The Presidio Image Redactor is a Python based module for detecting and redacting PII text entities in images.

## Deploy Presidio image redactor to Azure

Use the following button to deploy presidio image redactor to your Azure subscription.

[![Deploy to Azure](https://aka.ms/deploytoazurebutton)](https://portal.azure.com/#create/Microsoft.Template/uri/https%3A%2F%2Fraw.githubusercontent.com%2Fmicrosoft%2Fpresidio%2Fmain%2Fpresidio-image-redactor%2Fdeploytoazure.json)

Process for standard images:

![Image Redactor Design](../docs/assets/image-redactor-design.png)

Process for DICOM files:

![DICOM image Redactor Design](../docs/assets/dicom-image-redactor-design.png)

## Installation

Pre-requisites:

- Install [Tesseract OCR](https://github.com/tesseract-ocr/tesseract) by following the
  instructions on how to install it for your operating system.

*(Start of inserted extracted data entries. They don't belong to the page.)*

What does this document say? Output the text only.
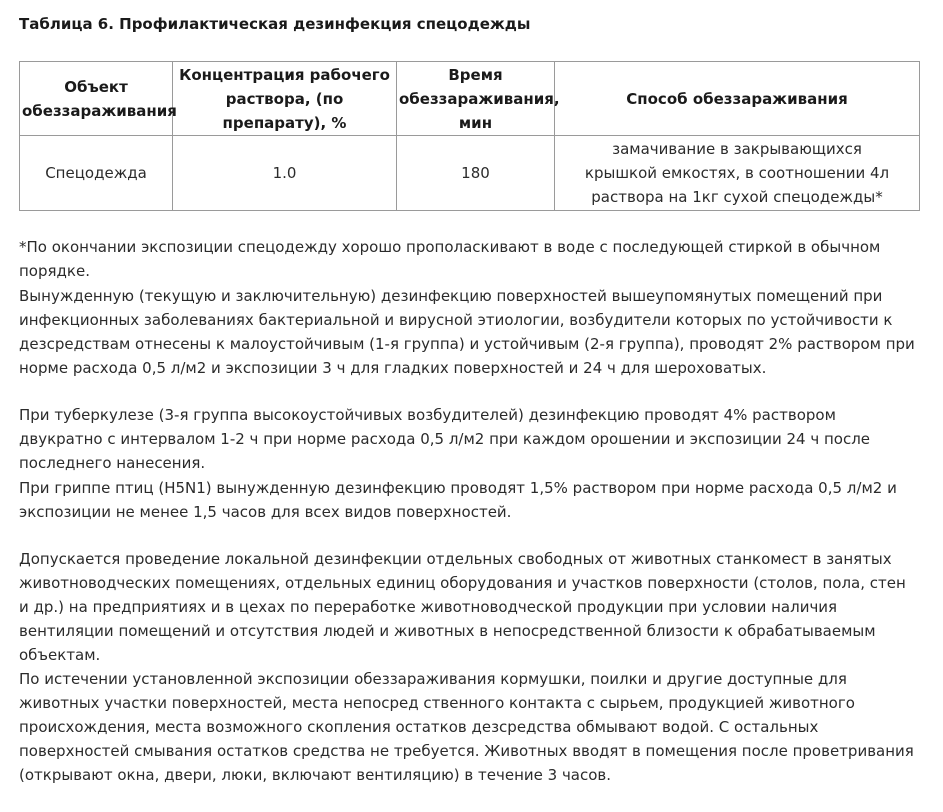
Таблица 6. Профилактическая дезинфекция спецодежды
Объект обеззараживания	Концентрация рабочего раствора, (по препарату), %	Время обеззараживания, мин	Способ обеззараживания
Спецодежда	1.0	180	замачивание в закрывающихся крышкой емкостях, в соотношении 4л раствора на 1кг сухой спецодежды*

*По окончании экспозиции спецодежду хорошо прополаскивают в воде с последующей стиркой в обычном порядке.

Вынужденную (текущую и заключительную) дезинфекцию поверхностей вышеупомянутых помещений при инфекционных заболеваниях бактериальной и вирусной этиологии, возбудители которых по устойчивости к дезсредствам отнесены к малоустойчивым (1-я группа) и устойчивым (2-я группа), проводят 2% раствором при норме расхода 0,5 л/м2 и экспозиции 3 ч для гладких поверхностей и 24 ч для шероховатых.

При туберкулезе (3-я группа высокоустойчивых возбудителей) дезинфекцию проводят 4% раствором двукратно с интервалом 1-2 ч при норме расхода 0,5 л/м2 при каждом орошении и экспозиции 24 ч после последнего нанесения.

При гриппе птиц (H5N1) вынужденную дезинфекцию проводят 1,5% раствором при норме расхода 0,5 л/м2 и экспозиции не менее 1,5 часов для всех видов поверхностей.

Допускается проведение локальной дезинфекции отдельных свободных от животных станкомест в занятых животноводческих помещениях, отдельных единиц оборудования и участков поверхности (столов, пола, стен и др.) на предприятиях и в цехах по переработке животноводческой продукции при условии наличия вентиляции помещений и отсутствия людей и животных в непосредственной близости к обрабатываемым объектам.

По истечении установленной экспозиции обеззараживания кормушки, поилки и другие доступные для животных участки поверхностей, места непосред ственного контакта с сырьем, продукцией животного происхождения, места возможного скопления остатков дезсредства обмывают водой. С остальных поверхностей смывания остатков средства не требуется. Животных вводят в помещения после проветривания (открывают окна, двери, люки, включают вентиляцию) в течение 3 часов.
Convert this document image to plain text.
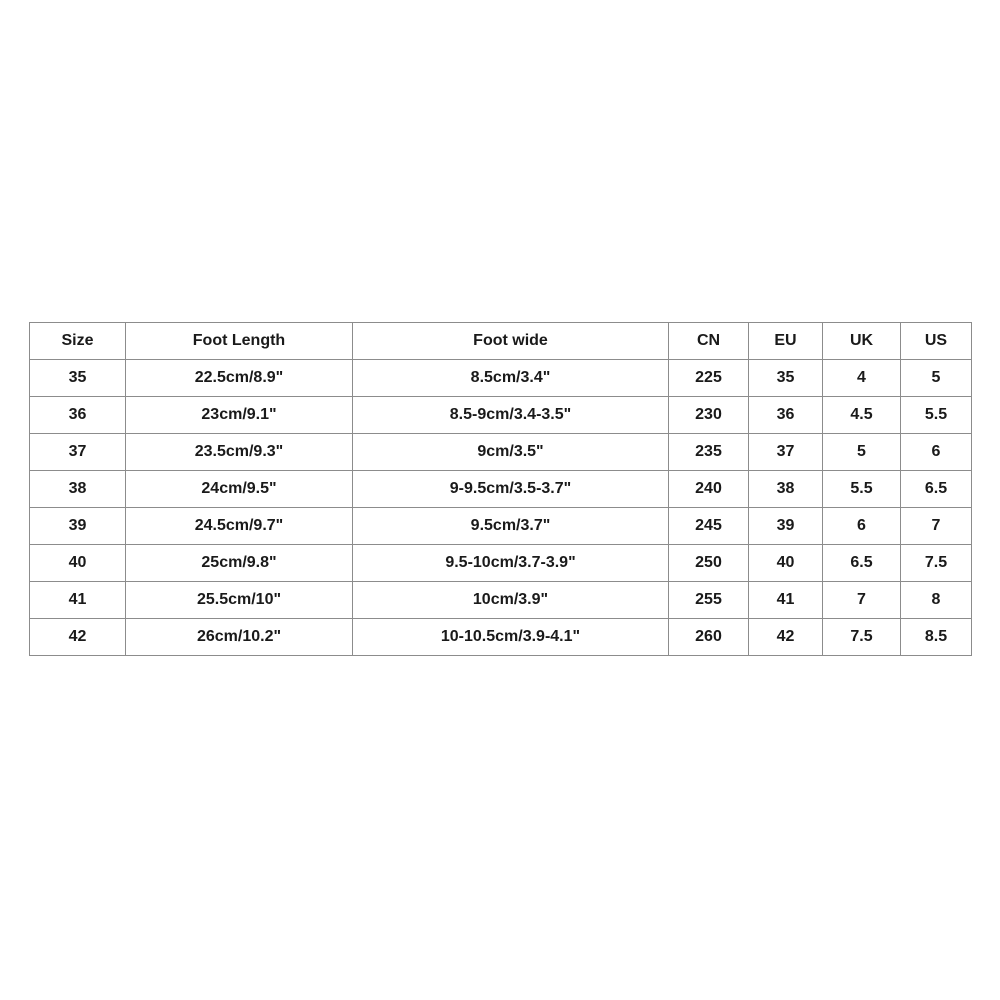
Size	Foot Length	Foot wide	CN	EU	UK	US
35	22.5cm/8.9"	8.5cm/3.4"	225	35	4	5
36	23cm/9.1"	8.5-9cm/3.4-3.5"	230	36	4.5	5.5
37	23.5cm/9.3"	9cm/3.5"	235	37	5	6
38	24cm/9.5"	9-9.5cm/3.5-3.7"	240	38	5.5	6.5
39	24.5cm/9.7"	9.5cm/3.7"	245	39	6	7
40	25cm/9.8"	9.5-10cm/3.7-3.9"	250	40	6.5	7.5
41	25.5cm/10"	10cm/3.9"	255	41	7	8
42	26cm/10.2"	10-10.5cm/3.9-4.1"	260	42	7.5	8.5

  For best performance, please use the most up-to-date version of Tesseract OCR. Presidio was tested with **v5.2.0**.

### As package

To get started with Presidio-image-redactor, run the following:

```sh
pip install presidio-image-redactor
```

Once Installed, run the following command to download the default spacy model needed for
Presidio Analyzer:

```sh
python -m spacy download en_core_web_lg
```

## Getting started (standard image types)

The engine will receive 2 parameters:

1. Image to redact.
2. Color fill to redact with, by default color fill will be black. Can either be an int
   or tuple (0,0,0)

```python
from PIL import Image
from presidio_image_redactor import ImageRedactorEngine

# Get the image to redact using PIL lib (pillow)
image = Image.open("presidio-image-redactor/tests/integration/resources/ocr_test.png")

# Initialize the engine
engine = ImageRedactorEngine()

# Redact the image with pink color
redacted_image = engine.redact(image, (255, 192, 203))

# save the redacted image 
redacted_image.save("new_image.png")
# uncomment to open the image for viewing
# redacted_image.show()
```

### As docker service

In folder presidio/presidio-image-redactor run:

```
docker-compose up -d
```

### HTTP API

### redact

Receives an image and color fill (optional, default is black). Redact the image PII text
and returns a new redacted image.

```
POST /redact
```

Payload:

Sent as multipart-form. Contains image file and data of the required color fill.

```json
{
  "data": "{'color_fill':'0,0,0'}"
}
```

Result:

```
200 OK
```

curl example:

```
# use ocr_test.png as the image to redact, and 255 as the color fill. 
# out.png is the new redacted image received from the server.
curl -XPOST "http://localhost:3000/redact" -H "content-type: multipart/form-data" -F "image=@ocr_test.png" -F "data=\"{'color_fill':'255'}\"" > out.png
```

Python script example can be found under:
/presidio/e2e-tests/tests/test_image_redactor.py

## Getting started (DICOM images)

This module only redacts pixel data and does not scrub text PHI which may exist in the DICOM metadata.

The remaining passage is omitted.